La crise de la filière porcine met en lumière le système de dépendance des éleveurs à la grande distribution. Dans le nord de l’Alsace, une exploitation a fait le choix de sortir de la fixation nationale du prix de vente.
Dans la « maternité », les mères et les petits ne sont pas séparés et disposent d'un accès à l'extérieur.
Dans le rayon charcuterie du Super U de Seltz (Bas-Rhin), impossible de rater les produits de Clément et Thierry Schweitzer. Les jambons des deux frères cohabitent avec les grandes marques industrielles. Accrochées sur les étals réfrigérés, des affiches publicitaires attirent l'œil du client. Elles sont illustrées du logo de la marque : un groin rose, tout simplement.
À quelques kilomètres de là, sur la petite route de Salmbach, pas de ferme-usine en vue. Pas d'odeur nauséabonde, ni de porcs entassés dans un hangar. Seuls quelques couinements de cochons tranchent avec la torpeur de la campagne alsacienne. Dans la cour de l'exploitation, Clément, 48 ans, le gérant de l’exploitation, manœuvre son tracteur à toute vitesse en déposant des ballots de paille fraîche aux truies. Thierry, d’un an son aîné, aujourd’hui à Paris, s'occupe de la partie vente et transformation.
Clément, 48 ans, est l'homme de terrain. Il a rejoint son frère à la ferme après des études d'économie.
Prix fixe
« L'exploitation compte 250 mères, détaille Clément, dans un petit élevage industriel la moyenne est de 400 bêtes. » L'élevage des deux frères est une exception. La crise agricole, ils la regardent de loin depuis longtemps. Les deux frères reprennent l'exploitation de leur père en 1998. Ils décident de claquer la porte du marché du cadran de Plérin (Côtes-d'Armor) en 2011 et ne sont donc plus soumis à la fluctuation nationale des cours du porc.

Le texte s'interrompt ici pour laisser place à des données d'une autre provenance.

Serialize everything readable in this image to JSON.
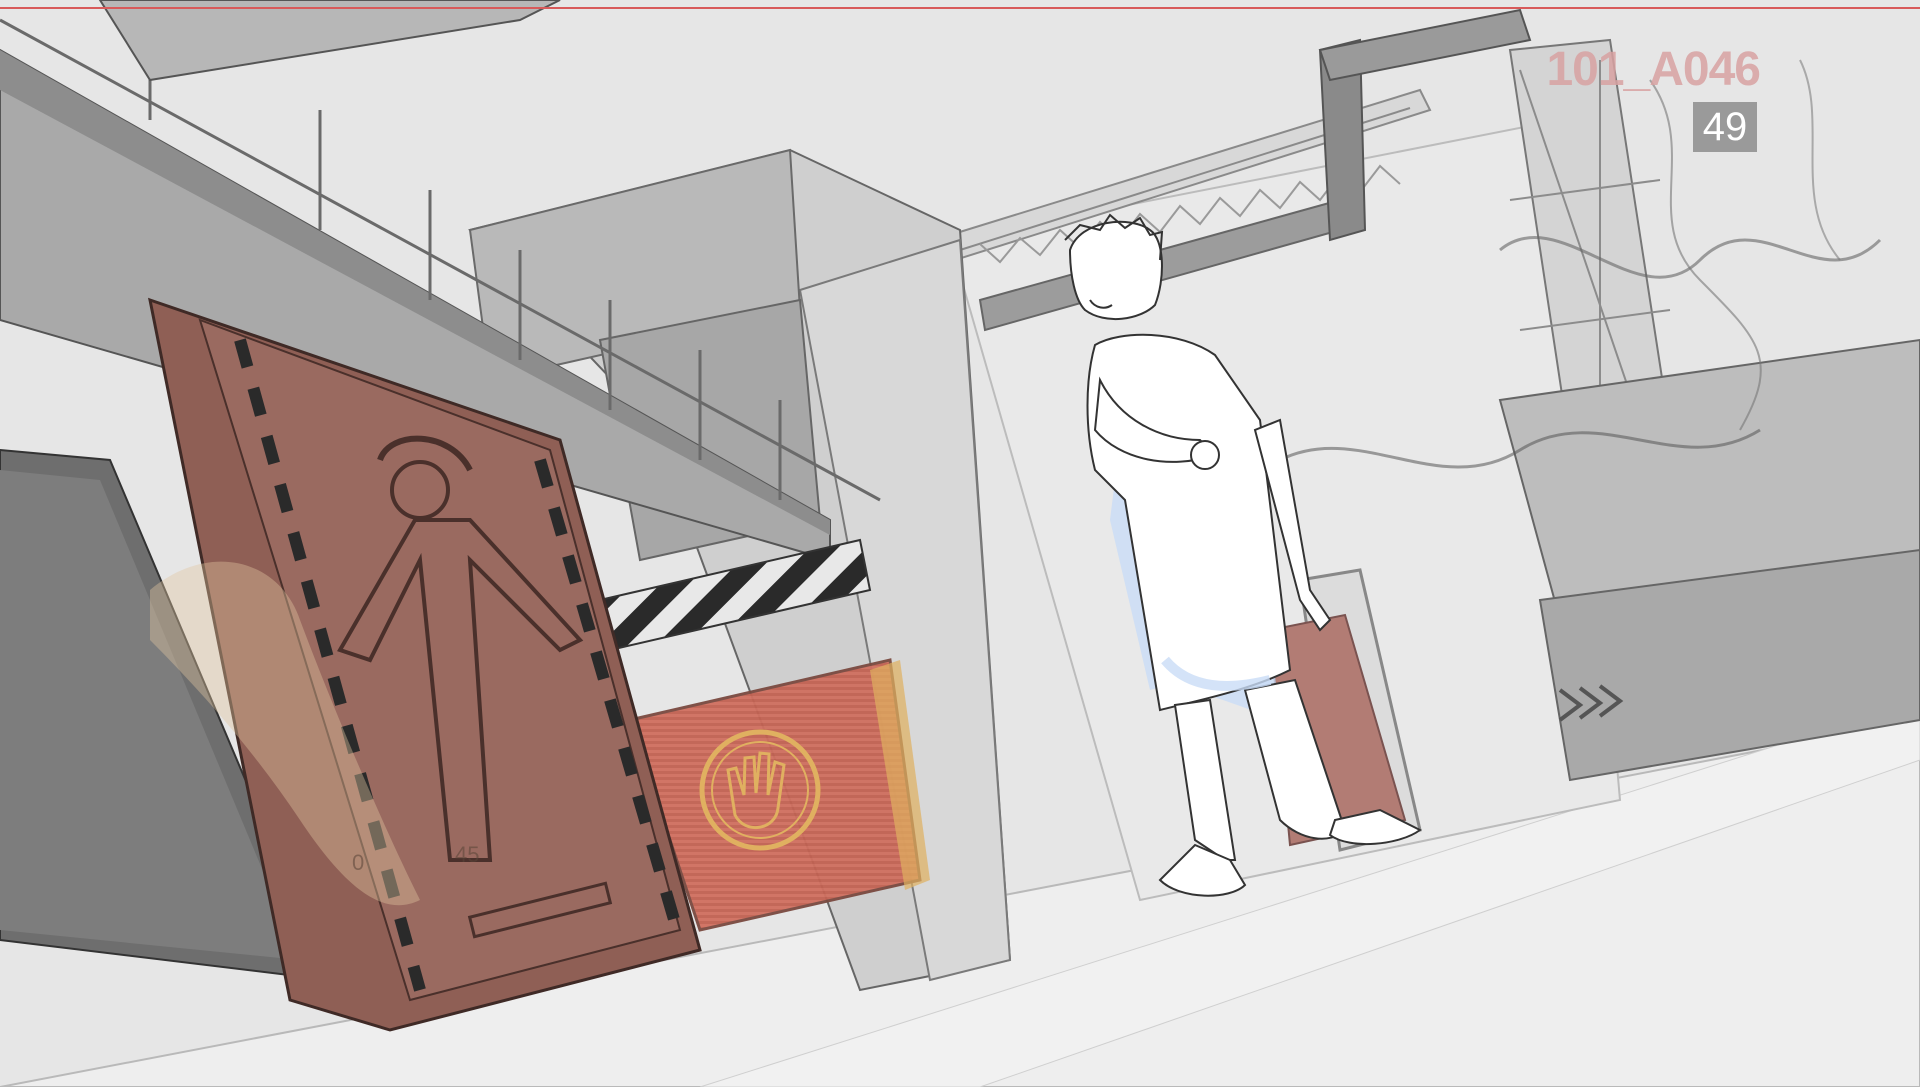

Le cours de vente du porc est fixé en Bretagne – 60% du la production vient de la région – par le marché du cadran de Plérin. Dans cette bourse, les acheteurs font des enchères pour le kilo de carcasse, les éleveurs sont libres de l’accepter ou non. Le reste de la France suit la tendance. |
« On fonctionne avec un prix fixe à 1,90 euros le kilo de carcasse. » En comparaison, au cadran, le kilo de carcasse est à 1,10 euros actuellement, alors que les éleveurs demandent la fixation d’un prix minimum à 1,40 euros. Les frères Schweitzer ont pu s’extraire de ce système grâce au modèle haut de gamme choisi à la reprise de la ferme : élevage sur paille et en extérieur, antibiotiques seulement en cas de maladie et maternité sans blocage de la truie. Des choix qui séduisent les amateurs de charcuterie soucieux d’éthique. Pourtant leur modèle ne rentrait pas dans les critères. « La Chambre d'agriculture nous encourageait à faire de l'intensif. Il fallait rationaliser le plus possible la production », raconte Clément.
« Tout le monde ne peut pas payer nos produits »
Loin d'être boudée, leur viande se vend et la réputation de leur exploitation grandit. Thierry, le businessman, gère l'image de la ferme devenue petite entreprise rentable. Dans les magasins de vente directe, qui distribuent leurs produits, ou dans les grandes surfaces, leur charcuterie affiche un prix plus élevé : leurs knacks se vendent à 16 euros le kilo, tandis que la marque Herta affiche 7,80 euros. A la tête d'un atelier de transformation, les frères emploient plus de 100 personnes et assurent le suivi de leur viande de la naissance jusqu'à la vente.
Leur modèle les a préservés de la crise des éleveurs mais représente-t-il vraiment une solution à l’échelle nationale ? « Il faut se rendre à l’évidence, tout le monde ne peut pas payer pour nos produits, les consommateurs veulent des prix le plus bas possible », se désole l’agriculteur.
Né il y a trois jours, ce porcelet sera amené à l'abbatoir à l'âge de six mois.
Isolés des « gros » syndicats par leur modèle alternatif, les deux frères le sont aussi des autres éleveurs des environs. Un camarade d’enfance, devenu agriculteur, n’a pas pris leur tournant il y a bientôt 20 ans. Ils discutent de temps en temps : « il aurait bien aimé choisir un autre modèle mais la pression des autres professionnels était trop forte », explique Clément. Difficile de sortir du jour au lendemain de l’intensif pour les éleveurs pris en tenaille entre leurs emprunts et le portefeuille des consommateurs.